In the second quarter, the city’s GDP shrank 9 per cent year on year, following a 9.1 per cent decline in the first quarter – the deepest for a single quarter since records began in 1974.
“The GDP performance is not unique to Hong Kong as we have seen double-digit contraction in regional markets such as Singapore, Malaysia and Thailand,” Lam said. “Hong Kong is under the triple whammy of the US-China trade war, social unrest, the pandemic, and US-China tensions and sanctions recently.”
She said social-distancing rules and the closure of all but three border checkpoints dealt a heavy blow to the economy since the outbreak of the pandemic in January.
Hong Kong has emerged as a pawn in the ballooning tensions between Washington and Beijing, with President Donald Trump’s administration sanctioning the city for China’s decision to impose a national security law in June.
As part of the sanctions, Trump cancelled privileges the city previously enjoyed under the Hong Kong Policy Act of 1992, while imposing economic sanctions on Lam and 10 other Hong Kong and mainland officials for having a hand in the legislation.
“But the financial market is stable and ordered, the Hong Kong dollar is strong, there is no sign of capital outflow and the stock market is doing well.”
She said the income from stamp duty, a key source of the city’s revenue in addition to stamp duty from real estate transactions and taxes, had grown stronger than the government forecast so far this year.

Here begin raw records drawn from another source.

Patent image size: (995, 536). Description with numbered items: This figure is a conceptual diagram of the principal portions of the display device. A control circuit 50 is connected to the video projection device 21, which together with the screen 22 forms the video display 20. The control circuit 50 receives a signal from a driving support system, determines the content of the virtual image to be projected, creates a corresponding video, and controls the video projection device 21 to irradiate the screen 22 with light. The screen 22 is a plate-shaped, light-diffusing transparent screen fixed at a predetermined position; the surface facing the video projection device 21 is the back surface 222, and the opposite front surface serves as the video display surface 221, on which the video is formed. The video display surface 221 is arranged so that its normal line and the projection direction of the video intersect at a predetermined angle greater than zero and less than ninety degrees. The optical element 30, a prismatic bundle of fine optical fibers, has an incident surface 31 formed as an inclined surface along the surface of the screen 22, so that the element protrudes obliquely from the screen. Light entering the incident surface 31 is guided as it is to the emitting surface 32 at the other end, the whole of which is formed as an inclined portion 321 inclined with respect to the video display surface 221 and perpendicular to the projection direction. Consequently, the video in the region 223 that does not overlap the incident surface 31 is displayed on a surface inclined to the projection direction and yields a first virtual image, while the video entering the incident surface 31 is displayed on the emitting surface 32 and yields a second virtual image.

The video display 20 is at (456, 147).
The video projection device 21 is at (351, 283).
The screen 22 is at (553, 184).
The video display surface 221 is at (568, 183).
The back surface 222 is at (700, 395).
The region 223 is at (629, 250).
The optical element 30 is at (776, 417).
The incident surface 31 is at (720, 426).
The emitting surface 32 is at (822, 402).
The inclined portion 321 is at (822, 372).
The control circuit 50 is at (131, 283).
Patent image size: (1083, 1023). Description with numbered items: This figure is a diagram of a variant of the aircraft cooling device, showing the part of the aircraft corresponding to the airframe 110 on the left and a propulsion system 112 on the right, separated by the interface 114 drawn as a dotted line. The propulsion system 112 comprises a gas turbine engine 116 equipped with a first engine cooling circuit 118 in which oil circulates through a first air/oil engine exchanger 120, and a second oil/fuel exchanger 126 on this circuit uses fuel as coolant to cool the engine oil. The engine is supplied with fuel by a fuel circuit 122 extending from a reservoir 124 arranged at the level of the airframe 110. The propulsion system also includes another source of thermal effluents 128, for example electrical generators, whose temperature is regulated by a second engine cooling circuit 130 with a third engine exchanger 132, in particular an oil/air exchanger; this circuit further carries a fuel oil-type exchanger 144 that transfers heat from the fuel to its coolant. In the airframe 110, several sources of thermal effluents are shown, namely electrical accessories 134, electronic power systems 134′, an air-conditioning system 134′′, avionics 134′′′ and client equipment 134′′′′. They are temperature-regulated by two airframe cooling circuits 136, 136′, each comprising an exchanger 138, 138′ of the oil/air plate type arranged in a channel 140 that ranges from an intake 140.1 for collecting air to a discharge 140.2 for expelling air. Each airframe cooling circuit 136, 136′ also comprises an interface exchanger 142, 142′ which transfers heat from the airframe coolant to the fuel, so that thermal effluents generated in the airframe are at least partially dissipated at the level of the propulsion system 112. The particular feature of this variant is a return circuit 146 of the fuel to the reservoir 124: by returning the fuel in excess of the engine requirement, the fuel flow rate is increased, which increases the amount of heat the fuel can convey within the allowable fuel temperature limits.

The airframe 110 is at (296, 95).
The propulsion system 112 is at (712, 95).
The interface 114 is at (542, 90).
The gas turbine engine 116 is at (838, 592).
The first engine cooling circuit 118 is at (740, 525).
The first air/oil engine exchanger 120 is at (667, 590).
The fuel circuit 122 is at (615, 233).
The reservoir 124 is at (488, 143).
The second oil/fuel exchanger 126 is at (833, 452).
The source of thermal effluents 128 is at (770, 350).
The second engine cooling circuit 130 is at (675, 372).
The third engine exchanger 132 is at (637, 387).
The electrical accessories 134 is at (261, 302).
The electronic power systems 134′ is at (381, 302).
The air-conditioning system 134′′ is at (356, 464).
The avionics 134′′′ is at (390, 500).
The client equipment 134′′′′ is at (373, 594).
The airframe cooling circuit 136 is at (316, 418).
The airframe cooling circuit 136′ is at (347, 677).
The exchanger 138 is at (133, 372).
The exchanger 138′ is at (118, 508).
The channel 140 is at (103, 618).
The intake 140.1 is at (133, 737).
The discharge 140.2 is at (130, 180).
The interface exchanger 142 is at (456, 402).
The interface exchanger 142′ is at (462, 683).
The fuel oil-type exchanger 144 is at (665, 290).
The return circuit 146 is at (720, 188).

During the first seven months, daily turnover of the stock market was 40 per cent higher at HK$124.8 billion (US$16 billion).
Lam pointed out that the city’s stock market was the world’s third largest, with HK$132 billion in funds raised in the year to date.
The government expected a record deficit in the 2020-2021 financial year after forking out HK$290 billion in measures to ease the pain from the pandemic. On Tuesday, Lam said a fresh round of relief packages was due imminently.
She said the government expected to divulge the latest unemployment figure, which she was “not optimistic” about.
In the three months between April and June, the city’s unemployment rate rose to 6.2 per cent, the highest in 15 years.